Here’s a story of the details of what happened on the run to check the Long Lake Trail last week.
On the way out, I heard a strange sound coming from the front driver’s side tire. Before attempting the lower hairpin on Cadillac Hill, I stopped to check it out.
It was pretty easy to find where the noise was coming from. This was taken at the staging area. When I first checked it, there was no scrapes on the yoke. It appears that the ears of the outer shaft broke first, as the u-joint is undamaged but missing both caps.
We figured it was easiest to just leave it as it was and just drive out. Luckily, with a Rubicon model TJ, I still had three-wheel drive with both lockers engaged.
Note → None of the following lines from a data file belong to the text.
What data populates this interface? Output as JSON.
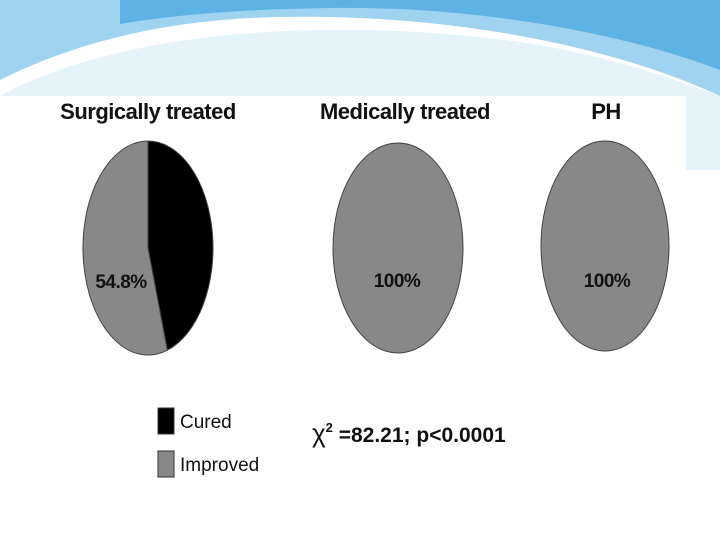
{
  "theme": {
    "wave_colors": [
      "#9fd3f0",
      "#5fb3e4",
      "#cfe9f8"
    ],
    "slice_colors": {
      "Cured": "#000000",
      "Improved": "#888888"
    }
  },
  "chart_data": [
    {
      "type": "pie",
      "title": "Surgically treated",
      "slices": [
        {
          "label": "Cured",
          "value": 45.2
        },
        {
          "label": "Improved",
          "value": 54.8
        }
      ],
      "annotations": [
        "54.8%"
      ]
    },
    {
      "type": "pie",
      "title": "Medically treated",
      "slices": [
        {
          "label": "Cured",
          "value": 0
        },
        {
          "label": "Improved",
          "value": 100
        }
      ],
      "annotations": [
        "100%"
      ]
    },
    {
      "type": "pie",
      "title": "PH",
      "slices": [
        {
          "label": "Cured",
          "value": 0
        },
        {
          "label": "Improved",
          "value": 100
        }
      ],
      "annotations": [
        "100%"
      ]
    }
  ],
  "legend": {
    "placement": "bottom-left",
    "items": [
      {
        "label": "Cured",
        "color": "#000000"
      },
      {
        "label": "Improved",
        "color": "#888888"
      }
    ]
  },
  "statistic": {
    "symbol": "χ",
    "superscript": "2",
    "text": " =82.21;  p<0.0001"
  }
}
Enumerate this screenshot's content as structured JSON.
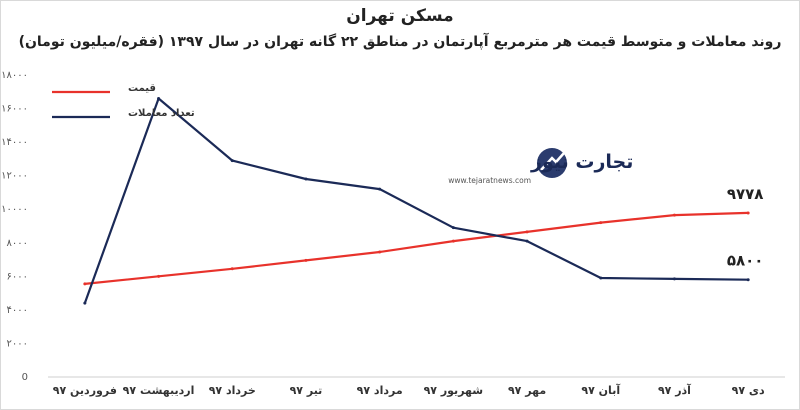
{
  "header": {
    "title": "مسکن تهران",
    "subtitle": "روند معاملات و متوسط قیمت هر مترمربع آپارتمان در مناطق ۲۲ گانه تهران در سال ۱۳۹۷ (فقره/میلیون تومان)"
  },
  "watermark": {
    "brand": "تجارت نیوز",
    "url": "www.tejaratnews.com"
  },
  "colors": {
    "price": "#e8322b",
    "transactions": "#1b2a57",
    "background": "#ffffff"
  },
  "chart_data": {
    "type": "line",
    "title": "مسکن تهران",
    "subtitle": "روند معاملات و متوسط قیمت هر مترمربع آپارتمان در مناطق ۲۲ گانه تهران در سال ۱۳۹۷ (فقره/میلیون تومان)",
    "categories": [
      "فروردین ۹۷",
      "اردیبهشت ۹۷",
      "خرداد ۹۷",
      "تیر ۹۷",
      "مرداد ۹۷",
      "شهریور ۹۷",
      "مهر ۹۷",
      "آبان ۹۷",
      "آذر ۹۷",
      "دی ۹۷"
    ],
    "ylim": [
      0,
      18000
    ],
    "yticks": [
      0,
      2000,
      4000,
      6000,
      8000,
      10000,
      12000,
      14000,
      16000,
      18000
    ],
    "ytick_labels": [
      "0",
      "۲۰۰۰",
      "۴۰۰۰",
      "۶۰۰۰",
      "۸۰۰۰",
      "۱۰۰۰۰",
      "۱۲۰۰۰",
      "۱۴۰۰۰",
      "۱۶۰۰۰",
      "۱۸۰۰۰"
    ],
    "grid": false,
    "legend_position": "top-left",
    "series": [
      {
        "name": "قیمت",
        "color": "#e8322b",
        "values": [
          5550,
          6000,
          6450,
          6950,
          7450,
          8100,
          8650,
          9200,
          9650,
          9778
        ],
        "end_label": "۹۷۷۸"
      },
      {
        "name": "تعداد معاملات",
        "color": "#1b2a57",
        "values": [
          4400,
          16600,
          12900,
          11800,
          11200,
          8900,
          8100,
          5900,
          5850,
          5800
        ],
        "end_label": "۵۸۰۰"
      }
    ]
  }
}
As the broken ‘ears’ were slowly bent out, contact was made with the knuckle. Fortunately, the axles I was going to put in required just such an extra clearance.
Enter RCV axles! If you’re going to upgrade, go all the way.
The driver’s side inner axle had been ‘hammered’ into the axle housing. It took a few hits with a big hammer to free the axle. The proper move might have been to remove the outer shaft as soon as possible.
A 4 1/2″ angle grinder was used to clearance the knuckle for the boot of the new axle. They were then cleaned and painted.
The new axles in place. Very distinguishable with the bright orange boot. This is a fully seated boot on. Easier said than done.
The manufacturer provided a sleeve to hold the boot as you slide the axle through it. But seating it properly was a pain; theirs is on the left side below with the hood. That was for before you installed the brake shield and unit bearing.
I built the one on the right to use after the unit bearing had been installed.
With a pair of pry bars, I was able to fully seat the boot. Or so I thought. I actually had to use the manufacturer’s piece and mine together to fully seat the boot. I’ll be making a thicker unit to carry with me in case I need to reseat the boot on the trail.
If you’re doing an RCV axle installation, make sure the boot is on far enough to see the edge of the boot seat surface.
As if a broken ear on the trail at the base of Cadillac Hill wasn’t enough, when I took apart the passenger’s side, I discovered that I had thrown a u-joint cap but the joint hadn’t come apart yet.
My axle was not the only issue. A fellow traveler lost all of his power steering fluid due to a fitting coming loose. That was an easy fix: tighten and refill. Between the six rigs we had what we needed.
I will admit that I had not loaded all of my trail boxes for this trip. I loaded more for clearing trees from the Long Lake Trail and possibly spending the night than I did for repairing a broken rig. The lesson is to bring everything you can on every trip.
Here is a link to an upcoming article about using helicopters to transport rock and heavy equipment on the Rubicon Trail.
This is the same company contracted to fly rock this October in to Cadillac Hill. Although it is quite expensive, it is less expensive, quicker and easier on our Jeeps that using small Jeep trailers.
El Dorado County has scheduled rock work for Cadillac Hill for October 17, 18 & 19. Expect extended delays and/or a possible temporary closure. I will try to post timeline details as the date gets closer.
This project was previously scheduled for Oct 3, 4 & 5 but was pushed back due to the helicopter company being needed to fight the CA wildfires.
Although the paperwork between El Dorado County and the Tahoe National Forest has not been completed, Jeepers Jamboree will work Cadillac Hill next month. El Dorado County will fly in the needed rock. JJ will put down cyclone fencing, fill it with rock and wrap-it to secure the rock in place and cover with more rock. Some concrete work will also be done as needed in various spots. Besides securing the trail from sliding off the hill, improving the drainage of water OFF the trail is also a goal.
Please avoid Cadillac Hill that weekend to allow this crew to work without interruption. It is in all of our best interest to stabilize Cadillac Hill so the trail is there after each winter.